Un atout pour la compétitivité des entreprises françaises encore mal exploité
Si la France a ratifié de la convention OCDE, la lutte est encore timide en France, qui pour Transparency International, se place au 22ème rang des plus vertueux en matière de corruption. De plus, l’indice de perception des acteurs mondiaux de l’économie s’agissant de la corruption affectant les administrations et les hommes politiques, positionne la France en neuvième derrière les modèles d’éthique danois, suédois ou allemand. Dans un rapport de 2012, l’OCDE emploie même les termes d’ « immobilisme » de « faible réactivité » ou de « moyens insuffisants » afin de qualifier l’action (l’inaction ?) française. Trop peu de condamnations ou de procédures intentées, voici ce qui est entre autres reproché à la France qui riposte avec le projet de création d’un procureur anti-corruption. Or des juridictions interrégionales spécialisées en matière économique et financière existent déjà, comme le TGI de Paris dispose d’une compétence nationale s’agissant du terrorisme et des infractions boursières. C’est donc bien la volonté politique qui est pointée du doigt.
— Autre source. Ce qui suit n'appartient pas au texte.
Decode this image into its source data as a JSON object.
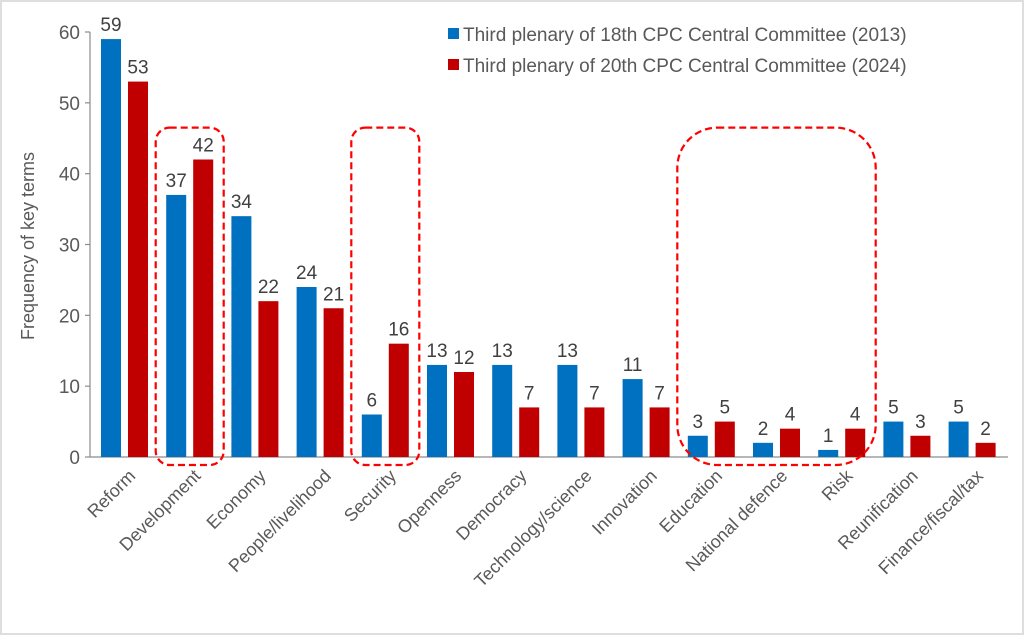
{
  "chart_data": {
    "type": "bar",
    "title": "",
    "xlabel": "",
    "ylabel": "Frequency of key terms",
    "ylim": [
      0,
      60
    ],
    "yticks": [
      0,
      10,
      20,
      30,
      40,
      50,
      60
    ],
    "grid": false,
    "legend_position": "top-right",
    "categories": [
      "Reform",
      "Development",
      "Economy",
      "People/livelihood",
      "Security",
      "Openness",
      "Democracy",
      "Technology/science",
      "Innovation",
      "Education",
      "National defence",
      "Risk",
      "Reunification",
      "Finance/fiscal/tax"
    ],
    "series": [
      {
        "name": "Third plenary of 18th CPC Central Committee (2013)",
        "color": "#0070c0",
        "values": [
          59,
          37,
          34,
          24,
          6,
          13,
          13,
          13,
          11,
          3,
          2,
          1,
          5,
          5
        ]
      },
      {
        "name": "Third plenary of 20th CPC Central Committee (2024)",
        "color": "#c00000",
        "values": [
          53,
          42,
          22,
          21,
          16,
          12,
          7,
          7,
          7,
          5,
          4,
          4,
          3,
          2
        ]
      }
    ],
    "annotations": [
      {
        "type": "dashed-rounded-box",
        "color": "#ff0000",
        "categories": [
          "Development"
        ],
        "top_value": 46.5
      },
      {
        "type": "dashed-rounded-box",
        "color": "#ff0000",
        "categories": [
          "Security"
        ],
        "top_value": 46.5
      },
      {
        "type": "dashed-rounded-box",
        "color": "#ff0000",
        "categories": [
          "Education",
          "National defence",
          "Risk"
        ],
        "top_value": 46.5
      }
    ]
  }
}
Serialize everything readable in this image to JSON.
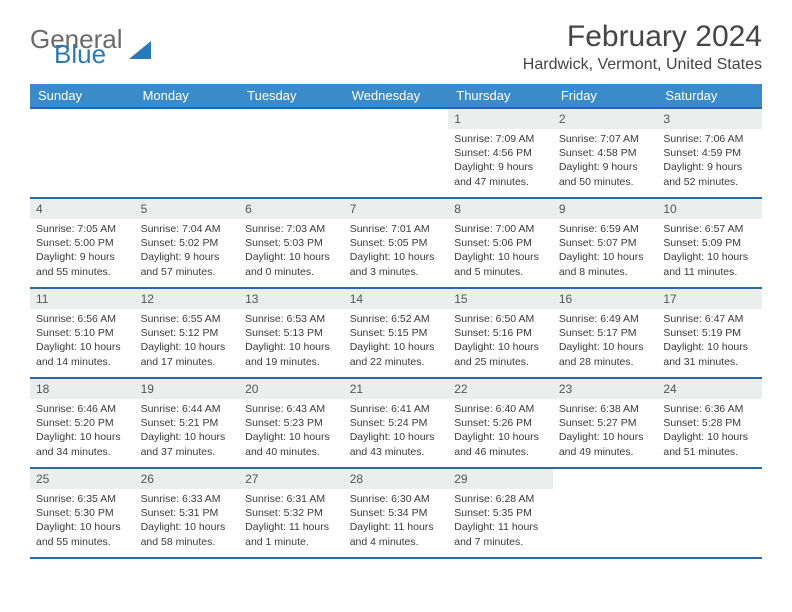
{
  "logo": {
    "line1": "General",
    "line2": "Blue"
  },
  "title": "February 2024",
  "location": "Hardwick, Vermont, United States",
  "colors": {
    "header_bg": "#3b8bc9",
    "header_text": "#ffffff",
    "row_divider": "#2a6aa0",
    "daynum_bg": "#eceded",
    "body_text": "#3a3a3a",
    "logo_blue": "#2a7ab8",
    "logo_gray": "#6a6a6a"
  },
  "day_names": [
    "Sunday",
    "Monday",
    "Tuesday",
    "Wednesday",
    "Thursday",
    "Friday",
    "Saturday"
  ],
  "weeks": [
    [
      null,
      null,
      null,
      null,
      {
        "n": "1",
        "sr": "7:09 AM",
        "ss": "4:56 PM",
        "dl": "9 hours and 47 minutes."
      },
      {
        "n": "2",
        "sr": "7:07 AM",
        "ss": "4:58 PM",
        "dl": "9 hours and 50 minutes."
      },
      {
        "n": "3",
        "sr": "7:06 AM",
        "ss": "4:59 PM",
        "dl": "9 hours and 52 minutes."
      }
    ],
    [
      {
        "n": "4",
        "sr": "7:05 AM",
        "ss": "5:00 PM",
        "dl": "9 hours and 55 minutes."
      },
      {
        "n": "5",
        "sr": "7:04 AM",
        "ss": "5:02 PM",
        "dl": "9 hours and 57 minutes."
      },
      {
        "n": "6",
        "sr": "7:03 AM",
        "ss": "5:03 PM",
        "dl": "10 hours and 0 minutes."
      },
      {
        "n": "7",
        "sr": "7:01 AM",
        "ss": "5:05 PM",
        "dl": "10 hours and 3 minutes."
      },
      {
        "n": "8",
        "sr": "7:00 AM",
        "ss": "5:06 PM",
        "dl": "10 hours and 5 minutes."
      },
      {
        "n": "9",
        "sr": "6:59 AM",
        "ss": "5:07 PM",
        "dl": "10 hours and 8 minutes."
      },
      {
        "n": "10",
        "sr": "6:57 AM",
        "ss": "5:09 PM",
        "dl": "10 hours and 11 minutes."
      }
    ],
    [
      {
        "n": "11",
        "sr": "6:56 AM",
        "ss": "5:10 PM",
        "dl": "10 hours and 14 minutes."
      },
      {
        "n": "12",
        "sr": "6:55 AM",
        "ss": "5:12 PM",
        "dl": "10 hours and 17 minutes."
      },
      {
        "n": "13",
        "sr": "6:53 AM",
        "ss": "5:13 PM",
        "dl": "10 hours and 19 minutes."
      },
      {
        "n": "14",
        "sr": "6:52 AM",
        "ss": "5:15 PM",
        "dl": "10 hours and 22 minutes."
      },
      {
        "n": "15",
        "sr": "6:50 AM",
        "ss": "5:16 PM",
        "dl": "10 hours and 25 minutes."
      },
      {
        "n": "16",
        "sr": "6:49 AM",
        "ss": "5:17 PM",
        "dl": "10 hours and 28 minutes."
      },
      {
        "n": "17",
        "sr": "6:47 AM",
        "ss": "5:19 PM",
        "dl": "10 hours and 31 minutes."
      }
    ],
    [
      {
        "n": "18",
        "sr": "6:46 AM",
        "ss": "5:20 PM",
        "dl": "10 hours and 34 minutes."
      },
      {
        "n": "19",
        "sr": "6:44 AM",
        "ss": "5:21 PM",
        "dl": "10 hours and 37 minutes."
      },
      {
        "n": "20",
        "sr": "6:43 AM",
        "ss": "5:23 PM",
        "dl": "10 hours and 40 minutes."
      },
      {
        "n": "21",
        "sr": "6:41 AM",
        "ss": "5:24 PM",
        "dl": "10 hours and 43 minutes."
      },
      {
        "n": "22",
        "sr": "6:40 AM",
        "ss": "5:26 PM",
        "dl": "10 hours and 46 minutes."
      },
      {
        "n": "23",
        "sr": "6:38 AM",
        "ss": "5:27 PM",
        "dl": "10 hours and 49 minutes."
      },
      {
        "n": "24",
        "sr": "6:36 AM",
        "ss": "5:28 PM",
        "dl": "10 hours and 51 minutes."
      }
    ],
    [
      {
        "n": "25",
        "sr": "6:35 AM",
        "ss": "5:30 PM",
        "dl": "10 hours and 55 minutes."
      },
      {
        "n": "26",
        "sr": "6:33 AM",
        "ss": "5:31 PM",
        "dl": "10 hours and 58 minutes."
      },
      {
        "n": "27",
        "sr": "6:31 AM",
        "ss": "5:32 PM",
        "dl": "11 hours and 1 minute."
      },
      {
        "n": "28",
        "sr": "6:30 AM",
        "ss": "5:34 PM",
        "dl": "11 hours and 4 minutes."
      },
      {
        "n": "29",
        "sr": "6:28 AM",
        "ss": "5:35 PM",
        "dl": "11 hours and 7 minutes."
      },
      null,
      null
    ]
  ],
  "labels": {
    "sunrise": "Sunrise:",
    "sunset": "Sunset:",
    "daylight": "Daylight:"
  }
}
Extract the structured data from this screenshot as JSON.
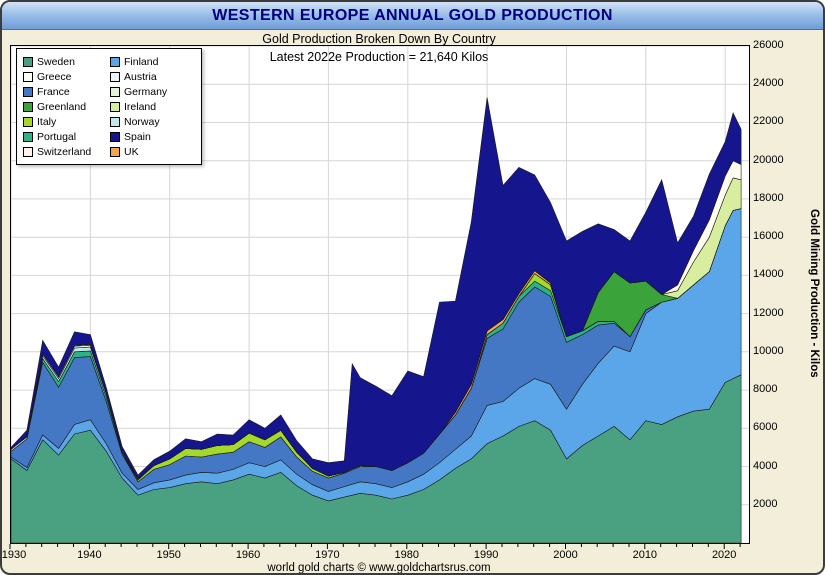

En septembre dernier, la condamnation de Safran à 500 000 euros d’amende « pour corruption active » au Nigéria au début des années 2000, (le groupe a fait appel) tranche avec les millions de dollars réclamés par les Etats-Unis au titre de la lutte anti-corruption. L’entreprise du CAC 40 a depuis été la première à obtenir en 2013, la certification anticorruption délivrée par l’ADIT. Si les réflexes ne sont pas encore automatiques en France, ils tendent à emboiter le pas des pratiques anglo-saxonnes. En effet, les certifications anti-corruption ont le vent en poupe. L’ADIT et Mazars ont récemment adoubé CGG , spécialiste de l’exploration sismique en vertu du code de bonne conduite des affaires. « Faire vérifier par un tiers extérieur non partie prenante la conformité et la robustesse de nos dispositifs, quitte à identifier des marges de progrès, est un bon signal envers nos clients et nos actionnaires. Avec 85 % de flottant, notre cours, volatil, est exposé au marché » témoigne Jean-Georges Malcor, le CEO de l’entreprise nouvellement certifiée. Au-delà de la dimension éthique, c’est bien la compétitivité des entreprises françaises qui est en jeu. La corruption apparaît comme un risque majeur pour ces dernières qui ne semblent pas encore avoir saisi la mesure des enjeux. C’est ce que rappelle la DCRI dans un « flash ingérence économique » de début d’année. Elle préconise entre autres mesures de nommer un responsable de l’éthique au sein de l’entreprise, de sensibiliser le personnel aux enjeux du respect des normes éthiques ou de réaliser des Due Diligence sur les partenariats envisagés.
Au-delà des solutions cosmétiques, une restructuration en profondeur semble nécessaire. La dynamique semble en marche si on en croit les programmes dans les écoles de commerce qui propose de former les futurs dirigeants aux méthodes anti-corruption.